El relato de aquel hombre había sido tan emocionante y su manera de hacerlo tan solemne, que nosotros habíamos permanecido silenciosos y absortos en el mismo. Hasta los detectives profesionales, que estaban blasé de toda clase de detalles criminales, parecieron interesarse vivamente por la historia de aquel hombre. Cuando este hubo acabado seguimos inmóviles por espacio de algunos minutos, guardando un silencio que solo fue roto por los garabateos del lápiz de Lestrade, que daba los últimos retoques a sus anotaciones taquigráficas.

—No queda sino un punto sobre el que yo desearía un pequeño informe más —dijo, por último, Sherlock Holmes—. ¿Quién fue el cómplice suyo que vino en busca del anillo anunciado por mí?

El preso hizo un guiño divertido a mi amigo:

—Yo soy dueño de contar mis propios secretos, pero no meto a los demás en dificultades. Yo leí su anuncio y pensé que podía ser una trampa, pero que también podía tratarse del anillo que yo buscaba. Mi amigo se ofreció a ir a comprobarlo. Creo que reconocerá usted que él actuó con gran habilidad.

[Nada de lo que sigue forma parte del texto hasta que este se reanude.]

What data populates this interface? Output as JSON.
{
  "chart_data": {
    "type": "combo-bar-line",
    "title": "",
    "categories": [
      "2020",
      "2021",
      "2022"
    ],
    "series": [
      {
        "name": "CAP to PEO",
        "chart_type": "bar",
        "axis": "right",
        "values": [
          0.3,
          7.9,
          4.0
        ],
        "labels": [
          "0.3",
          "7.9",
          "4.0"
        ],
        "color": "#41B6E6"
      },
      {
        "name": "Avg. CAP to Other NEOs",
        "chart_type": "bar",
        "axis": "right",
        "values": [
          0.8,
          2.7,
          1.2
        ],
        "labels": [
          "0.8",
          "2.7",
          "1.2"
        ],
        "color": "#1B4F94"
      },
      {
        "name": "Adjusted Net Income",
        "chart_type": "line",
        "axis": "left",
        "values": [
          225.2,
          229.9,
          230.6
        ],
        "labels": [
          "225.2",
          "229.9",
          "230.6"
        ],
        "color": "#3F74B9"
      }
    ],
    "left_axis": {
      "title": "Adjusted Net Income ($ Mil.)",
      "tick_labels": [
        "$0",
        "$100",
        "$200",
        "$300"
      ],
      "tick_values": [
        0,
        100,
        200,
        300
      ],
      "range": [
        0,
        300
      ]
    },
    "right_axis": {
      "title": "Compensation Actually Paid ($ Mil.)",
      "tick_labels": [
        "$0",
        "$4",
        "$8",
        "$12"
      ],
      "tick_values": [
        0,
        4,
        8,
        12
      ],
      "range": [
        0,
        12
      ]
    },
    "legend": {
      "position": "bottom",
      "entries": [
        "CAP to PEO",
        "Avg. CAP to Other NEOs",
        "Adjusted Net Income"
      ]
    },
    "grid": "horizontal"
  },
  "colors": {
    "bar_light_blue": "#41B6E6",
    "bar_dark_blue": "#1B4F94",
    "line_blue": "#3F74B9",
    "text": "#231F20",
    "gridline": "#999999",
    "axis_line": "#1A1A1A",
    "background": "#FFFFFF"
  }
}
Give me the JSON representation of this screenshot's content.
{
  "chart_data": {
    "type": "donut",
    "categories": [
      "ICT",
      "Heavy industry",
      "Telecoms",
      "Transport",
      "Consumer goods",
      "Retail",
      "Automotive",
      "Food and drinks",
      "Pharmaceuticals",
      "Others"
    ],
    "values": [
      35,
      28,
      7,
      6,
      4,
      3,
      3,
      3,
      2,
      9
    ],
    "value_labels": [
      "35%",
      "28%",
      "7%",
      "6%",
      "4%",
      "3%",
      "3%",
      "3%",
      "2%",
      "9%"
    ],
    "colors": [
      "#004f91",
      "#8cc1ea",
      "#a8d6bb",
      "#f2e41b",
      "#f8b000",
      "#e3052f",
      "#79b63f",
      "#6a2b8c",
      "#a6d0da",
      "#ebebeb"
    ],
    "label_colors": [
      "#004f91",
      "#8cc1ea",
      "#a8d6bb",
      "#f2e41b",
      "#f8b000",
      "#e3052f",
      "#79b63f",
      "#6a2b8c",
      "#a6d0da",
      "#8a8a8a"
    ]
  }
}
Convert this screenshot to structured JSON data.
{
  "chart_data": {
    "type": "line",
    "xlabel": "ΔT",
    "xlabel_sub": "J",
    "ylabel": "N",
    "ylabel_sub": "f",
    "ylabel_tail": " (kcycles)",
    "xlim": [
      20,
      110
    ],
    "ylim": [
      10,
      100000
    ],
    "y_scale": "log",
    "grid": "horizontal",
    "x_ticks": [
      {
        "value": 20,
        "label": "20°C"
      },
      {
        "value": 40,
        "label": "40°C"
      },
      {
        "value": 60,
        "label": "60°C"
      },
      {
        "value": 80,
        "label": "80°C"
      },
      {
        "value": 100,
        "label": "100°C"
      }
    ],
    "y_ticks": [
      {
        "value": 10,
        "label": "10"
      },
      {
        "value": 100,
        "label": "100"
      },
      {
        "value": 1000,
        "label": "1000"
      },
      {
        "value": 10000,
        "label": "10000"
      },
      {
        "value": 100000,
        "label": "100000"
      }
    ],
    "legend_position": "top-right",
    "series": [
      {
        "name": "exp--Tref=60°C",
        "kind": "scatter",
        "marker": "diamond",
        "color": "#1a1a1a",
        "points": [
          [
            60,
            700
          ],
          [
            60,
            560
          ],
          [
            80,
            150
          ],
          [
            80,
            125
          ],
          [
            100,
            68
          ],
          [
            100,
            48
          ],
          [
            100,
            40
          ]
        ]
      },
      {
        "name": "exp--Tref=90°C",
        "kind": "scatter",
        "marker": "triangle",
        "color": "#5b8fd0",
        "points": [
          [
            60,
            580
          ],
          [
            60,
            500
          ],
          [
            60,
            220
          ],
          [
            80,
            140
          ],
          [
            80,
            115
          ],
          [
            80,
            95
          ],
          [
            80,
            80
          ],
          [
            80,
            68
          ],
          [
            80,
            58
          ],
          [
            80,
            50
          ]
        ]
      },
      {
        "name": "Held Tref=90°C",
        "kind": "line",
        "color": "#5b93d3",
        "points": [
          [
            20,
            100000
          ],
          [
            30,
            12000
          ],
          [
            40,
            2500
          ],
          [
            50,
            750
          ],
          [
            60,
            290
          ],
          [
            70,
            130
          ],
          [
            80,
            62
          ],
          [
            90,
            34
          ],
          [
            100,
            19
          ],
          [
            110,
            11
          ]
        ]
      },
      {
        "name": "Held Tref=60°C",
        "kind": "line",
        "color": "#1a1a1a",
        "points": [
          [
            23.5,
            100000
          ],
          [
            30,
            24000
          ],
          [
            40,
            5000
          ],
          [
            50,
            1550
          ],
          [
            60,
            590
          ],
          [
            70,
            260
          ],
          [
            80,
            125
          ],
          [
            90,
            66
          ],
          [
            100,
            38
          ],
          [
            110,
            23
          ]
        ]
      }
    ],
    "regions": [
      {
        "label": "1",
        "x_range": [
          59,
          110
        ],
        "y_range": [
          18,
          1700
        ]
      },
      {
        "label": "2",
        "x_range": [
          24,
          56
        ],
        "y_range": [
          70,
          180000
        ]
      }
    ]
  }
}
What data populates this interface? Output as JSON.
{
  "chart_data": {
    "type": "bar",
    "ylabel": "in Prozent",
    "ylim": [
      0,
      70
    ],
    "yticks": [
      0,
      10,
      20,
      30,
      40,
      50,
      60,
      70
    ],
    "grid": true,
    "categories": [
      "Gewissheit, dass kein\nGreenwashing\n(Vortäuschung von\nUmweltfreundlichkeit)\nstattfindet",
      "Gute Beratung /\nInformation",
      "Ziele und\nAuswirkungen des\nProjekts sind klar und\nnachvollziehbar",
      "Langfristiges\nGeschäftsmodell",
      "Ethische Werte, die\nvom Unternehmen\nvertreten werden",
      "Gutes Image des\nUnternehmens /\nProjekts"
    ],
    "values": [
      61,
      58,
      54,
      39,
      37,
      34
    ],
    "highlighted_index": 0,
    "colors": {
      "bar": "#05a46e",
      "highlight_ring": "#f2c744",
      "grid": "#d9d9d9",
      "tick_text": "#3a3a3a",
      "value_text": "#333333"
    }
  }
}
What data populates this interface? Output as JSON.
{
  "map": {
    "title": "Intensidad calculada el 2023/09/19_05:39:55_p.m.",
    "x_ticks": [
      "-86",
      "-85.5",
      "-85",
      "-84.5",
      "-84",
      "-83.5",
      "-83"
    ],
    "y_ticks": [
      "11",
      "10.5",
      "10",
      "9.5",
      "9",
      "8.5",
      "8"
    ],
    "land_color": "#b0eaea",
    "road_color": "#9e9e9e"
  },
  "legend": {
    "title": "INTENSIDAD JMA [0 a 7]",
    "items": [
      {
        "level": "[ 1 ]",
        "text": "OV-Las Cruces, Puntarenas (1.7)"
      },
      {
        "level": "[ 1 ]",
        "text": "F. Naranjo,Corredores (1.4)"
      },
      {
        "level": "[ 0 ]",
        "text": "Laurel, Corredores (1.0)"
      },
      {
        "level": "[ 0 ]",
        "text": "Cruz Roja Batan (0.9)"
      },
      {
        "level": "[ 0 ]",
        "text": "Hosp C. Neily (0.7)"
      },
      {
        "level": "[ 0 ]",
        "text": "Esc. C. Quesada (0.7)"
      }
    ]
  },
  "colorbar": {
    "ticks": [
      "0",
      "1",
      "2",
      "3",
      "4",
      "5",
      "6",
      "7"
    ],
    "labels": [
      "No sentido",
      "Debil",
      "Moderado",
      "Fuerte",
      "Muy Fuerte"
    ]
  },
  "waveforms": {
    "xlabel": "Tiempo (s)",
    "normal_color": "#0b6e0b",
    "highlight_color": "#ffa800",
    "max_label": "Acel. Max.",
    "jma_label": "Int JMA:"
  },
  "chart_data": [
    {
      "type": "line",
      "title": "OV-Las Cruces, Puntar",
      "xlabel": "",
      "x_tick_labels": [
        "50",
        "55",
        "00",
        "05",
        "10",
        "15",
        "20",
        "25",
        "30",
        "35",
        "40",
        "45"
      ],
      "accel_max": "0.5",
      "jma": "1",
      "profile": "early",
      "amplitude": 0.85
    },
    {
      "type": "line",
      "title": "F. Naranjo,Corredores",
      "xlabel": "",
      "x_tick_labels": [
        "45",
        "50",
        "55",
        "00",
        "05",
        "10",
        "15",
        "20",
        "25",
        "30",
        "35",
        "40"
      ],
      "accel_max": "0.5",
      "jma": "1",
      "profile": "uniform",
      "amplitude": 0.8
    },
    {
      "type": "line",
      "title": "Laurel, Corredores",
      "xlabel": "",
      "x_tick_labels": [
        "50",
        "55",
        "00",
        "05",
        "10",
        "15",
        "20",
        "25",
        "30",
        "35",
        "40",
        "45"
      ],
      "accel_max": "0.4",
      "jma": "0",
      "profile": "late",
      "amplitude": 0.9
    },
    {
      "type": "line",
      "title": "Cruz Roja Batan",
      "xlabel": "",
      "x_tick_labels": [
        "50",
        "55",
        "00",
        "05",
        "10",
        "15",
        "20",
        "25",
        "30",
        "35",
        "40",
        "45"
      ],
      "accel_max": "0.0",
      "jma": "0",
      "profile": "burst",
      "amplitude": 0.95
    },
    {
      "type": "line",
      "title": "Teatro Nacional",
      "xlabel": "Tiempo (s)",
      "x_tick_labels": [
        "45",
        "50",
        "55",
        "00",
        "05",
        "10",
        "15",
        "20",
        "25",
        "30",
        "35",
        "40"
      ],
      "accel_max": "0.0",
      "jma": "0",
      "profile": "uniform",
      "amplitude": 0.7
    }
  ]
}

—Sobre eso no hay ninguna duda —dijo cordialmente Holmes.

—Caballero —hizo notar con gravedad el inspector—, es preciso cumplir con las formalidades de la ley. El preso comparecerá el jueves ante los magistrados, y será necesario que ustedes se hallen presentes. De aquí a entonces quedará bajo mi responsabilidad.

Al mismo tiempo que hablaba tocó la campanilla, y Jefferson Hope fue sacado de allí por una pareja de guardias, mientras mi amigo y yo salíamos de la comisaría y tomábamos un coche para regresar a Baker Street.